In 2017, we exist in an entirely digital age. The way we communicate has shifted dramatically over the past decade and so have ideas of authenticity and honesty in advertising. For a hot second, a few years ago, sponsored social media posts by influencers with millions of devoted followers were a brave new territory. But now, Instagram is no longer the destination of Guerrilla marketing and followers are well aware of the inauthenticity of #sponsored #ads. Branded social media content is really, no different to plastering Johnny Depp’s face on a massive billboard. Hence why ventures which combine the fruits of both the old-school and the new-fangled are so effective. Goop becoming a magazine might have been seen as a step backwards eighteen months ago, and perhaps it may be? Only time will tell. But when it comes to who we trust to sell us stuff, the landscape is increasingly changeable.
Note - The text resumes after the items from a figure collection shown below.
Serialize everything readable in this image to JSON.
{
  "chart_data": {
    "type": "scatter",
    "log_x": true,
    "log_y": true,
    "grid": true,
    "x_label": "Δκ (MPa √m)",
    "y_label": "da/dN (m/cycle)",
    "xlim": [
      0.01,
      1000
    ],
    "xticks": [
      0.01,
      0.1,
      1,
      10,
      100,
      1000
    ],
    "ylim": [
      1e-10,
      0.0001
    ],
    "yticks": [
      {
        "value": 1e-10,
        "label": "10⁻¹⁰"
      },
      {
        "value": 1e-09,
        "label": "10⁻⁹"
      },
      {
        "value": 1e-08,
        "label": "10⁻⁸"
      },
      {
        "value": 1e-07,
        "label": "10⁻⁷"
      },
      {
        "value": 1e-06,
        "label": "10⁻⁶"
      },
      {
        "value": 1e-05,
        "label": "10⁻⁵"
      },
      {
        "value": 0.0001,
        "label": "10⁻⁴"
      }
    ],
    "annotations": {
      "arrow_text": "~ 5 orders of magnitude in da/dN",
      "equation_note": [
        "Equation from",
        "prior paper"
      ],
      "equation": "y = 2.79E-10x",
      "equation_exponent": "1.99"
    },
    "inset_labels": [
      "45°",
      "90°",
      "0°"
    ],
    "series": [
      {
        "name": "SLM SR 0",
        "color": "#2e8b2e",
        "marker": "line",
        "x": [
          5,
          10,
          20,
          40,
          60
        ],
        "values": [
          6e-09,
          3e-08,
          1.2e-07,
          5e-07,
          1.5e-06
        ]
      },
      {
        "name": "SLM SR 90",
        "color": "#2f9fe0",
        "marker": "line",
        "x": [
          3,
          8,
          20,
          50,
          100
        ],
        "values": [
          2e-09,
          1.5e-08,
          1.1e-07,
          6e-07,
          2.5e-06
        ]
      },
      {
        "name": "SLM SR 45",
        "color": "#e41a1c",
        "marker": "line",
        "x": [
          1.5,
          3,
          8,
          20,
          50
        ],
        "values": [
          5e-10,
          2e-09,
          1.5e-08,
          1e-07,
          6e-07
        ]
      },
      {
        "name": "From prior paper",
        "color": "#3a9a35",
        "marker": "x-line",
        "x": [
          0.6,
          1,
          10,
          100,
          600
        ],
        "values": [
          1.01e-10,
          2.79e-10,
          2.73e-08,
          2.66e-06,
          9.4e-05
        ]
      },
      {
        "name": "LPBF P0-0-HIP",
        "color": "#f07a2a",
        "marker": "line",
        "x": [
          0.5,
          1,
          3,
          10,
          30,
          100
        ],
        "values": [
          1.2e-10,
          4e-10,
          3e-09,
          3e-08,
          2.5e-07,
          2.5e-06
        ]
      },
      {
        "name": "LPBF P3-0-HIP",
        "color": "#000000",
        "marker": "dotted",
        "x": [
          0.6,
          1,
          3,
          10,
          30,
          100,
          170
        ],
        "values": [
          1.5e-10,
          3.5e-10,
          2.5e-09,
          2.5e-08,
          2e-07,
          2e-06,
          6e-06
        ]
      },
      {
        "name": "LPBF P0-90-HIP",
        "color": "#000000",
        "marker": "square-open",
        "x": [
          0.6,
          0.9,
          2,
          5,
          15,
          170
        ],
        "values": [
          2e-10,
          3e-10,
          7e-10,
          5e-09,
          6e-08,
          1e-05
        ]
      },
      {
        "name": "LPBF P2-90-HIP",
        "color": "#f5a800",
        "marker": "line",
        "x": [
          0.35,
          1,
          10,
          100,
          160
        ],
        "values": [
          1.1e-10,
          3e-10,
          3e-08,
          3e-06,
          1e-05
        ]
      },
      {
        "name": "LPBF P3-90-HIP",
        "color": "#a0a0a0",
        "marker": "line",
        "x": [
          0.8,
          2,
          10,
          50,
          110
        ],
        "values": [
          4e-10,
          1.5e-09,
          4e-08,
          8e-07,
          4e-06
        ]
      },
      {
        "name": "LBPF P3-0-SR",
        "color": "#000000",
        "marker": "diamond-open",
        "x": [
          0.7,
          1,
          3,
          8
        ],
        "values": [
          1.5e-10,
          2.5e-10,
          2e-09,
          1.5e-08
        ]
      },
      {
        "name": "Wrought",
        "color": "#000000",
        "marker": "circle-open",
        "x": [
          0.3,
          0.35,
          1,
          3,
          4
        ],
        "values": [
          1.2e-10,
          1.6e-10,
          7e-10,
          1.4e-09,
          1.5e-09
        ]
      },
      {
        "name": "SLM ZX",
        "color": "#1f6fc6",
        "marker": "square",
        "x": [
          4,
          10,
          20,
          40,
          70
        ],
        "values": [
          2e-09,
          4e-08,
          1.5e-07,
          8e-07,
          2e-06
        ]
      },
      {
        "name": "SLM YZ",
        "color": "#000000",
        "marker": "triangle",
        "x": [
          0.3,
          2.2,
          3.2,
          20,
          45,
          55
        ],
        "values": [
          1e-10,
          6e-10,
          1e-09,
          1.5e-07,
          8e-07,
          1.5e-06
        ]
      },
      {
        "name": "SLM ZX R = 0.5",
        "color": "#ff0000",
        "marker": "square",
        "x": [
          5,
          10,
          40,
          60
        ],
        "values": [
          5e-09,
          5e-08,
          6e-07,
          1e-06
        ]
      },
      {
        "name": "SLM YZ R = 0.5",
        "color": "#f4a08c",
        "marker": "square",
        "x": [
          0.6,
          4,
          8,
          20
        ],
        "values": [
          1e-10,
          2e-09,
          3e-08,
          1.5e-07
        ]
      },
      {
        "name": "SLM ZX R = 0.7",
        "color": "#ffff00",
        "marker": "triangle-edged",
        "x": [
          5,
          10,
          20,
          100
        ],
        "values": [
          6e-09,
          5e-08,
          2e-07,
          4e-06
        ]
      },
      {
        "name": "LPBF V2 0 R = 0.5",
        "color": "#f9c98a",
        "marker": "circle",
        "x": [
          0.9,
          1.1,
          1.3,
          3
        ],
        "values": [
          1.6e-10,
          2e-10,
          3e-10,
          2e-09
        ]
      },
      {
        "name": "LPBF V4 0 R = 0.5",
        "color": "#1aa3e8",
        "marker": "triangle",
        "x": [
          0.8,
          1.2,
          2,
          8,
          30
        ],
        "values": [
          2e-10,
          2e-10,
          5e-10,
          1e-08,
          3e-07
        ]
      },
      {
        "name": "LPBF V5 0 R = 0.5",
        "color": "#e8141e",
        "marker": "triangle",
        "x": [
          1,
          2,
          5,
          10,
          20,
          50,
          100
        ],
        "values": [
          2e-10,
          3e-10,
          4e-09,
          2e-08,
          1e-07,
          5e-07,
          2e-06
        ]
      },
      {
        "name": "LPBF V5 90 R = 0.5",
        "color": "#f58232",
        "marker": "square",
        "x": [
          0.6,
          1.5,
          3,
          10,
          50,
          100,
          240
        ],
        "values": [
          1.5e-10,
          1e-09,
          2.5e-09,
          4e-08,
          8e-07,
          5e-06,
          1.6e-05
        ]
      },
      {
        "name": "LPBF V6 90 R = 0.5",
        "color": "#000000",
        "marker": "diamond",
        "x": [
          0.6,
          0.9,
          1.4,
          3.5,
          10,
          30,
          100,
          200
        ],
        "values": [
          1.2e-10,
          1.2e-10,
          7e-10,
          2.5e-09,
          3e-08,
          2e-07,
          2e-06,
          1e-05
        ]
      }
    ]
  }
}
Trying to trick consumers just isn’t viable anymore. That’s why  SoundOut BrandMatch is such an innovative and valuable tool. BrandMatch succinctly demonstrates just how effectively an influencer or celebrity embodies the emotional values and positioning of a brand. Equally, BrandMatch will bring light to any potential misalignment, sorting the wheat from the chaff and re-centring authenticity and nuance in steadily more bloated arena. 




Copyright © 2017. Tiffany Amuah

[1] SoundOut BrandMatch is underpinned by rigorous academic methodologies (Asmus 1989/Aaker 1997/Müllensiefen 2014), re-engineered via machine learning technologies and now automated within the SoundOut platform and powered by our 2m strong consumer community. Starting with over 100 carefully selected adjectives, over a 12 month period, calibration was achieved by testing hundreds of brands and media with hundreds of thousands of consumers and then, using principal component analysis and variable reduction techniques, we statistically identified the 12 adjectives that captured over 95% of the emotional variance of any brand. The process also calculated the appropriate weighting for each word and the complex matrix interrelationships between them.

The result is a uniquely powerful quantitative tool that is increasingly being used by leading branding agencies and FMCG businesses.